Eu mudei minha vida fora do escritório, abri um ninho familiar

Eu trabalhava como balconista no mesmo lugar durante a maior parte da minha vida. Quase 29 anos em 47, não sei se eu der a idéia. ensino médio eu comecei apenas acabado. Nada a dizer, bom lugar, perto de casa, eu sempre fui feliz. Em algum momento, porém, eu disse adeus ao meu escritório e eu entrou em meu novo local de trabalho, muito mais barulhento, mas infinitamente mais feliz: minha casa, cheio de crianças brincando, pulando e rindo.

Eu trabalhava como balconista no mesmo lugar durante a maior parte da minha vida. Quase 29 anos em 47, não sei se eu der a idéia. ensino médio eu comecei apenas acabado. Nada a dizer, bom lugar, perto de casa, eu sempre fui feliz.
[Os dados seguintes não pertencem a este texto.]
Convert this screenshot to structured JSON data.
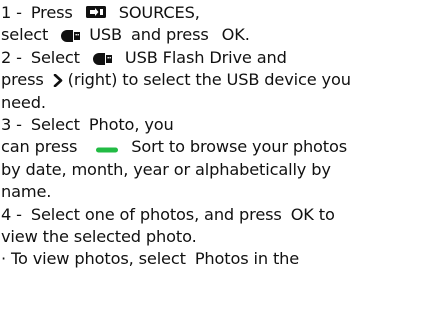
{
  "steps": {
    "s1": {
      "num": "1 -",
      "press": "Press",
      "sources": "SOURCES,",
      "select": "select",
      "usb": "USB",
      "and_press": "and press",
      "ok": "OK."
    },
    "s2": {
      "num": "2 -",
      "select": "Select",
      "flash": "USB Flash Drive",
      "and": "and",
      "press": "press",
      "right_text": "(right) to select the USB device you",
      "need": "need."
    },
    "s3": {
      "num": "3 -",
      "select": "Select",
      "photo": "Photo",
      "you": ", you",
      "can_press": "can press",
      "sort": "Sort",
      "browse": "to browse your photos",
      "line3": "by date, month, year or alphabetically by",
      "line4": "name."
    },
    "s4": {
      "num": "4 -",
      "text1": "Select one of photos, and press",
      "ok": "OK",
      "to": "to",
      "line2": "view the selected photo."
    },
    "bullet": {
      "text": "· To view photos, select",
      "photos": "Photos",
      "in_the": "in the"
    }
  },
  "icons": {
    "sources": "sources-input-icon",
    "usb": "usb-drive-icon",
    "right": "chevron-right-icon",
    "green": "green-color-key-icon"
  },
  "colors": {
    "text": "#111111",
    "green_key": "#22bb44"
  }
}
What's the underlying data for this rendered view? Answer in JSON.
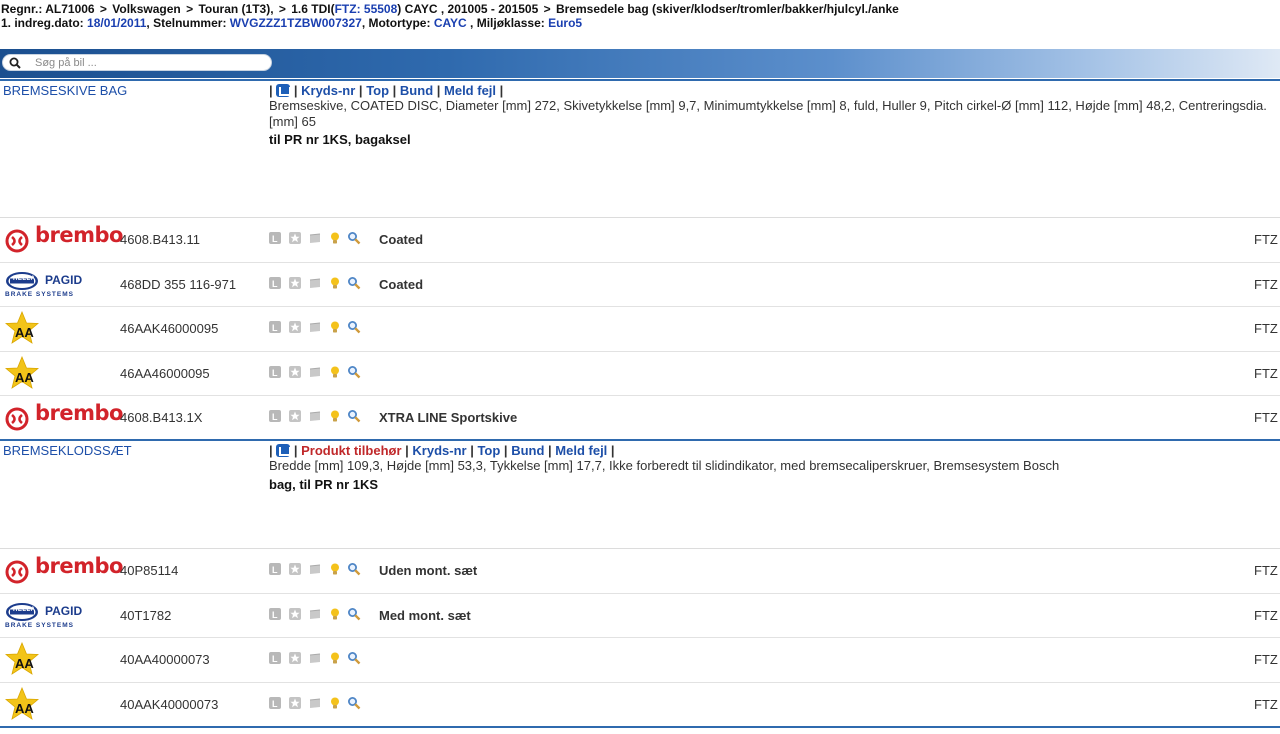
{
  "header": {
    "line1": [
      {
        "t": "Regnr.: AL71006",
        "c": ""
      },
      {
        "t": " > ",
        "c": "sep"
      },
      {
        "t": " Volkswagen",
        "c": ""
      },
      {
        "t": " > ",
        "c": "sep"
      },
      {
        "t": "Touran (1T3),",
        "c": ""
      },
      {
        "t": " > ",
        "c": "sep"
      },
      {
        "t": "1.6 TDI(",
        "c": ""
      },
      {
        "t": "FTZ: 55508",
        "c": "lnk"
      },
      {
        "t": ") CAYC , 201005  - 201505",
        "c": ""
      },
      {
        "t": " > ",
        "c": "sep"
      },
      {
        "t": "Bremsedele bag (skiver/klodser/tromler/bakker/hjulcyl./anke",
        "c": ""
      }
    ],
    "line2": [
      {
        "t": "1. indreg.dato: ",
        "c": ""
      },
      {
        "t": "18/01/2011",
        "c": "lnk"
      },
      {
        "t": ",  Stelnummer: ",
        "c": ""
      },
      {
        "t": "WVGZZZ1TZBW007327",
        "c": "lnk"
      },
      {
        "t": ",  Motortype: ",
        "c": ""
      },
      {
        "t": "CAYC",
        "c": "lnk"
      },
      {
        "t": " , Miljøklasse: ",
        "c": ""
      },
      {
        "t": "Euro5",
        "c": "lnk"
      }
    ]
  },
  "search": {
    "placeholder": "Søg på bil ...",
    "value": ""
  },
  "icon_names": [
    "info-l-icon",
    "star-icon",
    "box-icon",
    "bulb-icon",
    "search-icon"
  ],
  "sections": [
    {
      "title": "BREMSESKIVE BAG",
      "links": [
        "Kryds-nr",
        "Top",
        "Bund",
        "Meld fejl"
      ],
      "product_link": "",
      "description": "Bremseskive, COATED DISC, Diameter [mm] 272, Skivetykkelse [mm] 9,7, Minimumtykkelse [mm] 8, fuld, Huller 9, Pitch cirkel-Ø [mm] 112, Højde [mm] 48,2, Centreringsdia. [mm] 65",
      "note": "til PR nr 1KS, bagaksel",
      "rows": [
        {
          "brand": "brembo",
          "part": "4608.B413.11",
          "note": "Coated",
          "ftz": "FTZ"
        },
        {
          "brand": "hella",
          "part": "468DD 355 116-971",
          "note": "Coated",
          "ftz": "FTZ"
        },
        {
          "brand": "aa",
          "part": "46AAK46000095",
          "note": "",
          "ftz": "FTZ"
        },
        {
          "brand": "aa",
          "part": "46AA46000095",
          "note": "",
          "ftz": "FTZ"
        },
        {
          "brand": "brembo",
          "part": "4608.B413.1X",
          "note": "XTRA LINE Sportskive",
          "ftz": "FTZ"
        }
      ]
    },
    {
      "title": "BREMSEKLODSSÆT",
      "links": [
        "Kryds-nr",
        "Top",
        "Bund",
        "Meld fejl"
      ],
      "product_link": "Produkt tilbehør",
      "description": "Bredde [mm] 109,3, Højde [mm] 53,3, Tykkelse [mm] 17,7, Ikke forberedt til slidindikator, med bremsecaliperskruer, Bremsesystem Bosch",
      "note": "bag, til PR nr 1KS",
      "rows": [
        {
          "brand": "brembo",
          "part": "40P85114",
          "note": "Uden mont. sæt",
          "ftz": "FTZ"
        },
        {
          "brand": "hella",
          "part": "40T1782",
          "note": "Med mont. sæt",
          "ftz": "FTZ"
        },
        {
          "brand": "aa",
          "part": "40AA40000073",
          "note": "",
          "ftz": "FTZ"
        },
        {
          "brand": "aa",
          "part": "40AAK40000073",
          "note": "",
          "ftz": "FTZ"
        }
      ]
    }
  ],
  "brands": {
    "brembo": "brembo",
    "hella_main": "PAGID",
    "hella_badge": "HELLA",
    "hella_sub": "BRAKE SYSTEMS",
    "aa": "AA"
  },
  "colors": {
    "link": "#1d4fa8",
    "brembo_red": "#d2232a",
    "accent_blue": "#2f6aae",
    "red_link": "#c0282a"
  }
}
Em algum momento, porém, eu disse adeus ao meu escritório e eu entrou em meu novo local de trabalho, muito mais barulhento, mas infinitamente mais feliz: minha casa, cheio de crianças brincando, pulando e rindo.
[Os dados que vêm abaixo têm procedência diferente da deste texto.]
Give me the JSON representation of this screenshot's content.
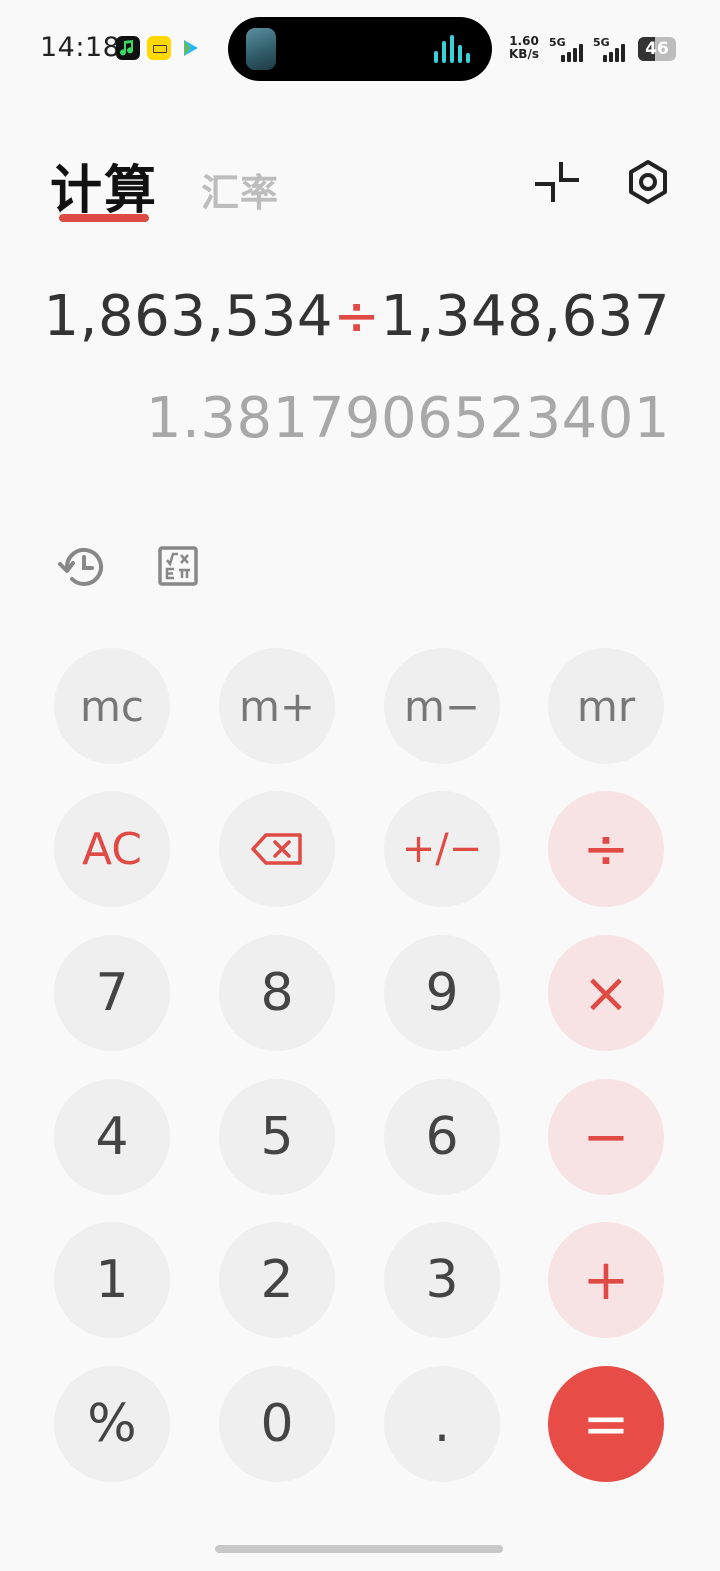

Os pequenos não são minhas, mas eles são os filhos de pessoas que eu confio neles. Abri um ninho de família todos os dias de boas-vindas cinco filhos na minha casa, cuidar deles, entretê-los com atividades educativas e divertidas. Os pais estão felizes, porque os custos são baixos e o ambiente é mais íntimo do que o de um jardim de infância clássico, pública ou privada que é.

Isso ninho sempre foi meu sonho, mas eu pensei, você não pode sempre fazer o que quiser. Até sete anos atrás, eu tinha uma doença que me levou a ver as coisas de forma diferente. O diagnóstico de câncer veio no dia do meu quadragésimo aniversário. Em um momento eu vi toda a minha vida, e eu disse: "Devo fazer alguma coisa" E eu fiz. I tratados, com determinação. Eu lutei e foram anos difíceis, mas de alguma forma eles me deram força.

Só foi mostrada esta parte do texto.